Combinatorial Drug Design

Pharmaceutical drugs usually cause predictable results because they are solitary agents that bind only with specific receptors.

Receptors contain small areas that are used by drugs, hormones and neurotransmitters for binding.

The molecular lock and key method to drug discovery involves the painfully slow process of trial and error. Time is needed to determine the right fit so that the drug can bind with the target receptor and block the cascade. This all changed with the invention of combinatorial chemistry.

Combinatorial chemistry is a paradigm shift in drug discovery. It was invented in order to follow a more predictable route to ligand discovery. It utilizes a library or collection of all possible combinations of similarly structured molecular compounds.

Combinatorial chemistry is based on a finite universe of molecular possibilities. Combinatorial chemistry, as originally conceived by its inventor, Dr. George Pieczenik, utilized a library of viruses containing small peptide chains and specific sequences of nucleic acids as part of it DNA.

Each viron particle contains one sequence of amino acids, which is located on the outer envelope of the virus with the corresponding DNA  that codes for it on the inside.

Combinatorial libraries are artificially created universes of molecules.  Each library contains all of the finite possibilities for the given combination of compounds.

In the case of receptors and their binding domains, these libraries become clones of the active sites of receptors. These clones are then used to test various ligands for biological mimicry.

Because of the huge numbers involved, synthetic combinatorial libraries can only contain a sampling of all the possibilities. Elegant algorithms and multiple libraries are needed to reproduce the full spectrum of agents.

Once a solitary compound is discovered that can mimic, block or in any way alter the receptor’s binding, a drug is born.

Combinatorial technology is a very powerful tool that led to the development of new lead compounds that can bind to targeted receptors.

The use of computers has accelerated the development of combinatorial  chemistry by automating all of the chemical reactions. Libraries can now be created that contain every volume or permutation in the series. Combinatorial chemistry represents a quantum leap in recognizing patterns. It is information gathering on a massive scale. Science is attempting to replicate Nature’s libraries.
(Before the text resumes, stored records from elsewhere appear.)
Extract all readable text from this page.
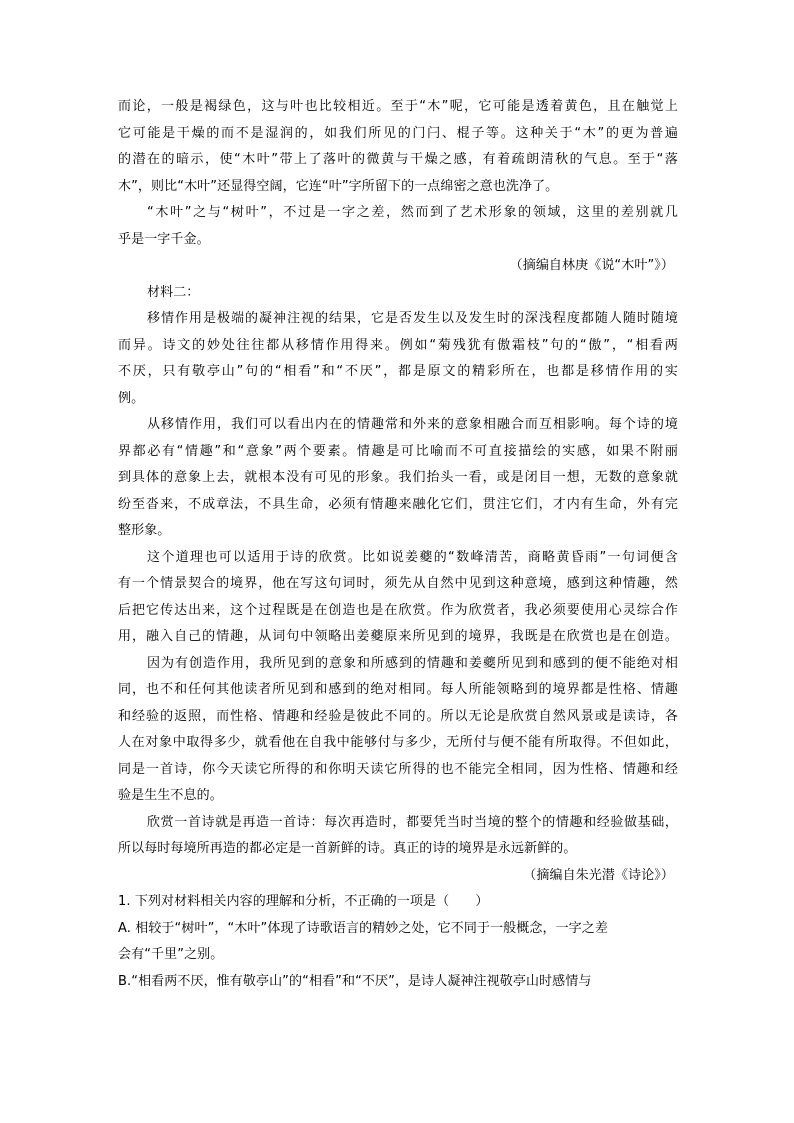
而论，一般是褐绿色，这与叶也比较相近。至于“木”呢，它可能是透着黄色，且在触觉上
它可能是干燥的而不是湿润的，如我们所见的门闩、棍子等。这种关于“木”的更为普遍
的潜在的暗示，使“木叶”带上了落叶的微黄与干燥之感，有着疏朗清秋的气息。至于“落
木”，则比“木叶”还显得空阔，它连“叶”字所留下的一点绵密之意也洗净了。
“木叶”之与“树叶”，不过是一字之差，然而到了艺术形象的领域，这里的差别就几
乎是一字千金。
（摘编自林庚《说“木叶”》）
材料二：
移情作用是极端的凝神注视的结果，它是否发生以及发生时的深浅程度都随人随时随境
而异。诗文的妙处往往都从移情作用得来。例如“菊残犹有傲霜枝”句的“傲”，“相看两
不厌，只有敬亭山”句的“相看”和“不厌”，都是原文的精彩所在，也都是移情作用的实
例。
从移情作用，我们可以看出内在的情趣常和外来的意象相融合而互相影响。每个诗的境
界都必有“情趣”和“意象”两个要素。情趣是可比喻而不可直接描绘的实感，如果不附丽
到具体的意象上去，就根本没有可见的形象。我们抬头一看，或是闭目一想，无数的意象就
纷至沓来，不成章法，不具生命，必须有情趣来融化它们，贯注它们，才内有生命，外有完
整形象。
这个道理也可以适用于诗的欣赏。比如说姜夔的“数峰清苦，商略黄昏雨”一句词便含
有一个情景契合的境界，他在写这句词时，须先从自然中见到这种意境，感到这种情趣，然
后把它传达出来，这个过程既是在创造也是在欣赏。作为欣赏者，我必须要使用心灵综合作
用，融入自己的情趣，从词句中领略出姜夔原来所见到的境界，我既是在欣赏也是在创造。
因为有创造作用，我所见到的意象和所感到的情趣和姜夔所见到和感到的便不能绝对相
同，也不和任何其他读者所见到和感到的绝对相同。每人所能领略到的境界都是性格、情趣
和经验的返照，而性格、情趣和经验是彼此不同的。所以无论是欣赏自然风景或是读诗，各
人在对象中取得多少，就看他在自我中能够付与多少，无所付与便不能有所取得。不但如此，
同是一首诗，你今天读它所得的和你明天读它所得的也不能完全相同，因为性格、情趣和经
验是生生不息的。
欣赏一首诗就是再造一首诗：每次再造时，都要凭当时当境的整个的情趣和经验做基础，
所以每时每境所再造的都必定是一首新鲜的诗。真正的诗的境界是永远新鲜的。
（摘编自朱光潜《诗论》）
1. 下列对材料相关内容的理解和分析，不正确的一项是（　　）
A. 相较于“树叶”，“木叶”体现了诗歌语言的精妙之处，它不同于一般概念，一字之差
会有“千里”之别。
B.“相看两不厌，惟有敬亭山”的“相看”和“不厌”，是诗人凝神注视敬亭山时感情与
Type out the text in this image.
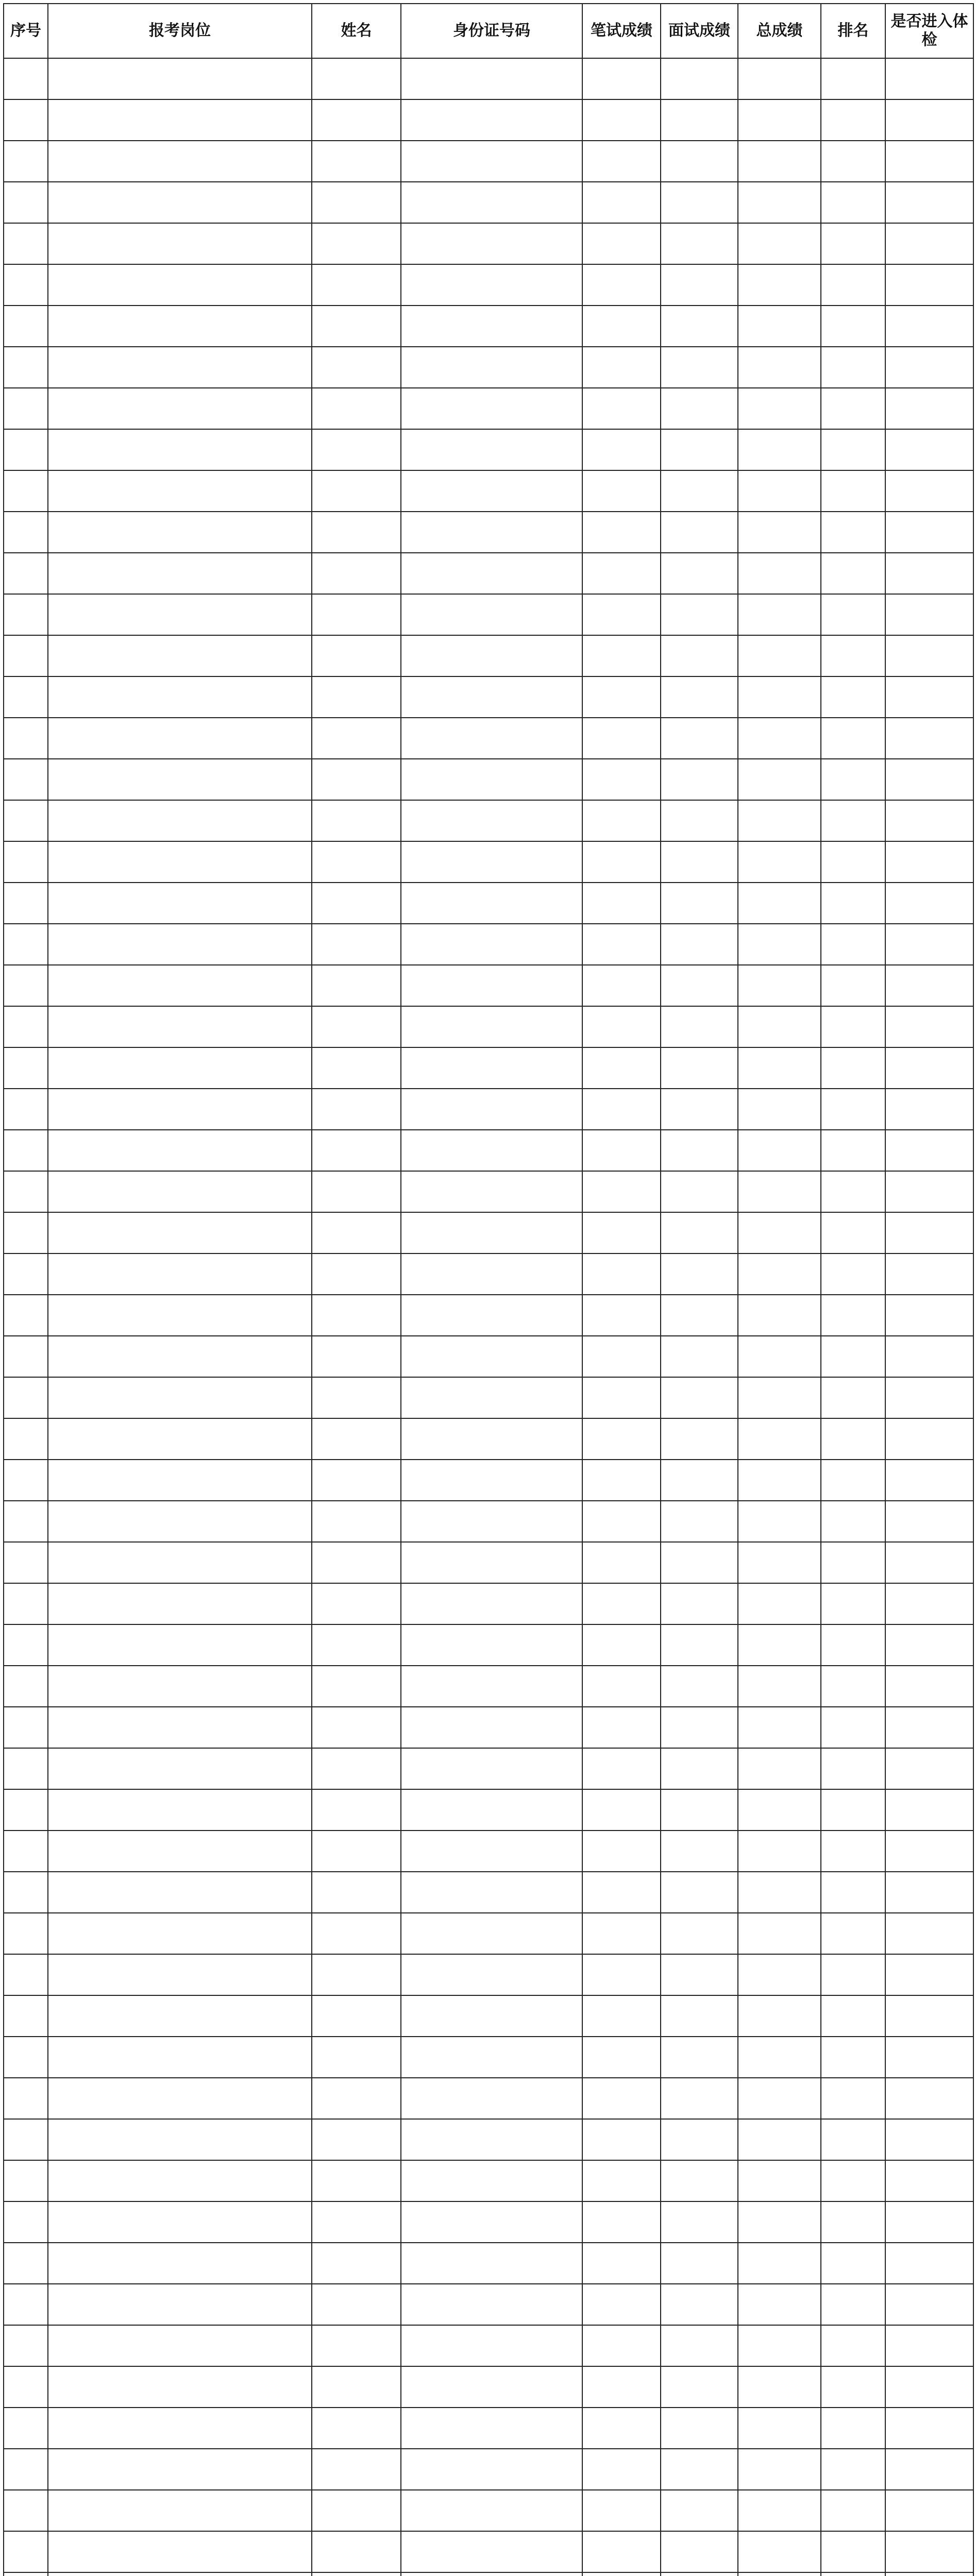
序号	报考岗位	姓名	身份证号码	笔试成绩	面试成绩	总成绩	排名	是否进入体检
The combinatorial method mimics nature by synthesizing the universe of possibilities and then testing against it.

Within combinatorial laboratories, chance rules. All possibilities are equally possible and probable. They believe that the universe is run by a finite set of rules based on chance. Life obeys the god of math and is not the product of any intelligent design.

In the laboratory of life, the molecular combinations found in nature are not random. They are limited and directed. Nature follows its own law of molecular directed evolution.

Natural botanical libraries (plants) contain the full spectrum of compounds including all alternate versions of the active agent. This moderates the activity of botanicals.